Par ailleurs, ces responsables politiques ont insisté sur la nécessité d’approfondir les collaborations avec la Cour des comptes, particulièrement au sujet des projets ayant un impact financier. Une occasion pour évoquer le prochain exposé du rapport du premier président de la Cour des comptes. La séance commune entre les deux Chambres sera convoquée après que les conseillers aient élu leur président.

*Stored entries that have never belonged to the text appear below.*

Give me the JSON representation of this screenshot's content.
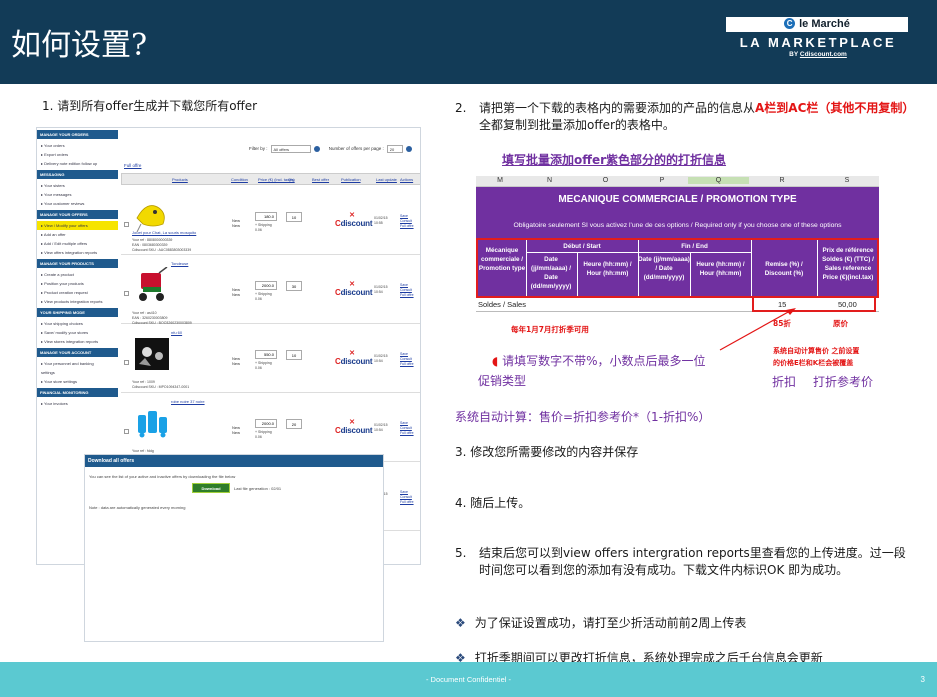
{
  "slide": {
    "title": "如何设置?",
    "footer": "- Document Confidentiel -",
    "page_number": "3"
  },
  "logo": {
    "brand_top": "le Marché",
    "brand_mid": "LA MARKETPLACE",
    "brand_by": "BY",
    "brand_site": "Cdiscount.com",
    "colors": {
      "accent": "#1d6fb8",
      "header": "#123b57",
      "footer": "#5bc9d1"
    }
  },
  "steps": {
    "s1": "1. 请到所有offer生成并下载您所有offer",
    "s2_num": "2.",
    "s2_a": "请把第一个下载的表格内的需要添加的产品的信息从",
    "s2_red": "A栏到AC栏（其他不用复制）",
    "s2_b": "全都复制到批量添加offer的表格中。",
    "fill_title": "填写批量添加offer紫色部分的的打折信息",
    "s3": "3.   修改您所需要修改的内容并保存",
    "s4": "4.   随后上传。",
    "s5_num": "5.",
    "s5": "结束后您可以到view offers intergration reports里查看您的上传进度。过一段时间您可以看到您的添加有没有成功。下载文件内标识OK 即为成功。",
    "b1": "为了保证设置成功，请打至少折活动前前2周上传表",
    "b2": "打折季期间可以更改打折信息，系统处理完成之后千台信息会更新"
  },
  "annotations": {
    "sales_date": "每年1月7月打折季可用",
    "discount_85": "85折",
    "original_price": "原价",
    "auto_calc_1": "系统自动计算售价 之前设置",
    "auto_calc_2": "的价格E栏和K栏会被覆盖",
    "hint": "请填写数字不带%，小数点后最多一位",
    "promo_type": "促销类型",
    "discount_label": "折扣",
    "ref_price": "打折参考价",
    "formula": "系统自动计算：售价=折扣参考价*（1-折扣%）"
  },
  "excel": {
    "columns": [
      "M",
      "N",
      "O",
      "P",
      "Q",
      "R",
      "S"
    ],
    "selected_column": "Q",
    "title": "MECANIQUE COMMERCIALE / PROMOTION TYPE",
    "obligatoire": "Obligatoire seulement SI vous activez l'une de ces options / Required only if you choose one of these options",
    "h_mecanique": "Mécanique commerciale / Promotion type",
    "h_debut": "Début / Start",
    "h_fin": "Fin / End",
    "h_date": "Date (jj/mm/aaaa) / Date (dd/mm/yyyy)",
    "h_heure": "Heure (hh:mm) / Hour (hh:mm)",
    "h_remise": "Remise (%) / Discount (%)",
    "h_prix": "Prix de référence Soldes (€) (TTC) / Sales reference Price (€)(incl.tax)",
    "row_type": "Soldes / Sales",
    "row_discount": "15",
    "row_price": "50,00"
  },
  "shot1": {
    "sidebar": [
      {
        "kind": "hd",
        "label": "MANAGE YOUR ORDERS"
      },
      {
        "kind": "it",
        "label": "▸ Your orders"
      },
      {
        "kind": "it",
        "label": "▸ Export orders"
      },
      {
        "kind": "it",
        "label": "▸ Delivery note edition follow up"
      },
      {
        "kind": "hd",
        "label": "MESSAGING"
      },
      {
        "kind": "it",
        "label": "▸ Your sisters"
      },
      {
        "kind": "it",
        "label": "▸ Your messages"
      },
      {
        "kind": "it",
        "label": "▸ Your customer reviews"
      },
      {
        "kind": "hd",
        "label": "MANAGE YOUR OFFERS"
      },
      {
        "kind": "hl",
        "label": "▸ View / Modify your offers"
      },
      {
        "kind": "it",
        "label": "▸ Add an offer"
      },
      {
        "kind": "it",
        "label": "▸ Add / Edit multiple offers"
      },
      {
        "kind": "it",
        "label": "▸ View offers integration reports"
      },
      {
        "kind": "hd",
        "label": "MANAGE YOUR PRODUCTS"
      },
      {
        "kind": "it",
        "label": "▸ Create a product"
      },
      {
        "kind": "it",
        "label": "▸ Position your products"
      },
      {
        "kind": "it",
        "label": "▸ Product creation request"
      },
      {
        "kind": "it",
        "label": "▸ View products integration reports"
      },
      {
        "kind": "hd",
        "label": "YOUR SHIPPING MODE"
      },
      {
        "kind": "it",
        "label": "▸ Your shipping choices"
      },
      {
        "kind": "it",
        "label": "▸ Save/ modify your stores"
      },
      {
        "kind": "it",
        "label": "▸ View stores integration reports"
      },
      {
        "kind": "hd",
        "label": "MANAGE YOUR ACCOUNT"
      },
      {
        "kind": "it",
        "label": "▸ Your personnel and banking"
      },
      {
        "kind": "it",
        "label": "settings"
      },
      {
        "kind": "it",
        "label": "▸ Your store settings"
      },
      {
        "kind": "hd",
        "label": "FINANCIAL MONITORING"
      },
      {
        "kind": "it",
        "label": "▸ Your invoices"
      }
    ],
    "filter_label": "Filter by :",
    "filter_value": "All offers",
    "per_page_label": "Number of offers per page :",
    "per_page_value": "20",
    "full_offer": "Full offre",
    "headers": [
      "Products",
      "Condition",
      "Price (€) (incl. taxes)",
      "Qty",
      "Best offer",
      "Publication",
      "Last update",
      "Actions"
    ],
    "rows": [
      {
        "name": "Jouet pour Chat, La souris mosquito",
        "meta": "Your ref : 8808000000339\nEAN : 0803680300339\nCdiscount SKU : AUC0883803003339",
        "cond": "New\nNew",
        "price": "180.0",
        "ship": "+ Shipping\n0.06",
        "qty": "10",
        "date": "01/02/15\n10:55",
        "act": "Save\nConsult\nFull offre"
      },
      {
        "name": "Tondeuse",
        "meta": "Your ref : as410\nEAN : 3260230003809\nCdiscount SKU : BOO3260230003809",
        "cond": "New\nNew",
        "price": "2000.0",
        "ship": "+ Shipping\n0.06",
        "qty": "30",
        "date": "01/02/15\n10:54",
        "act": "Save\nConsult\nFull offre"
      },
      {
        "name": "nfu 60",
        "meta": "Your ref : 1009\nCdiscount SKU : MPO1094347-0001",
        "cond": "New\nNew",
        "price": "550.0",
        "ship": "+ Shipping\n0.06",
        "qty": "10",
        "date": "01/02/15\n10:54",
        "act": "Save\nConsult\nFull offre"
      },
      {
        "name": "robe noire 37 noire",
        "meta": "Your ref : fddg\nCdiscount SKU : MPO1099534-0001",
        "cond": "New\nNew",
        "price": "2000.0",
        "ship": "+ Shipping\n0.06",
        "qty": "20",
        "date": "01/02/15\n10:54",
        "act": "Save\nConsult\nFull offre"
      },
      {
        "name": "PSOP",
        "meta": "Your ref : 001\nCdiscount SKU : AUC0009997589441",
        "cond": "New\nNew",
        "price": "10.0",
        "ship": "+ Shipping\n0.06",
        "qty": "10",
        "date": "01/02/15\n10:54",
        "act": "Save\nConsult\nFull offre"
      }
    ],
    "download_title": "Download all offers",
    "download_text": "You can see the list of your active and inactive offers by downloading the file below",
    "download_btn": "Download",
    "download_gen": "Last file generation : 02/01",
    "download_note": "Note : data are automatically generated every morning"
  }
}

Avec Habib El Malki la Chambre des députés veut surfer sur le débat autour du nouveau modèle de développement, recommandé par le Souverain. Elle propose de contribuer à ce chantier central, à travers ses attributions, délimitées par deux axes. D’abord, la Chambre compte participer au débat par son action législative. Ensuite, elle peut accompagner ce chantier via ses prérogatives d’évaluation et de contrôle des actions du gouvernement, souligne un responsable.

De même, la participation au Conseil supérieur de l’enseignement, présidé par Omar Azziman, n’a pas été en reste. La Chambre désignera deux de ses représentants au Conseil, l’un de la majorité, l’autre de l’opposition.

Benchamach va-t-il rempiler?

La rentrée parlementaire sera marquée par l’élection du président et le renouvellement des membres du bureau de la Chambre des conseillers. Cette opération devra intervenir juste après l’ouverture de la session d’automne par le Roi. Pour l’heure, le flou est entretenu. Les partis politiques n’ont fait aucune annonce dans ce sens. La majorité n’est pas décidée à présenter un candidat à la succession de Hakim Benchamach. Mais vu qu’un parti politique de cette majorité le soutient, il y a de fortes chances que le président soit reconduit. Pourtant, des responsables au PAM auraient souhaité qu’il renonce à ce poste pour se consacrer entièrement à la restructuration du parti dont il est devenu le secrétaire général depuis près de quatre mois.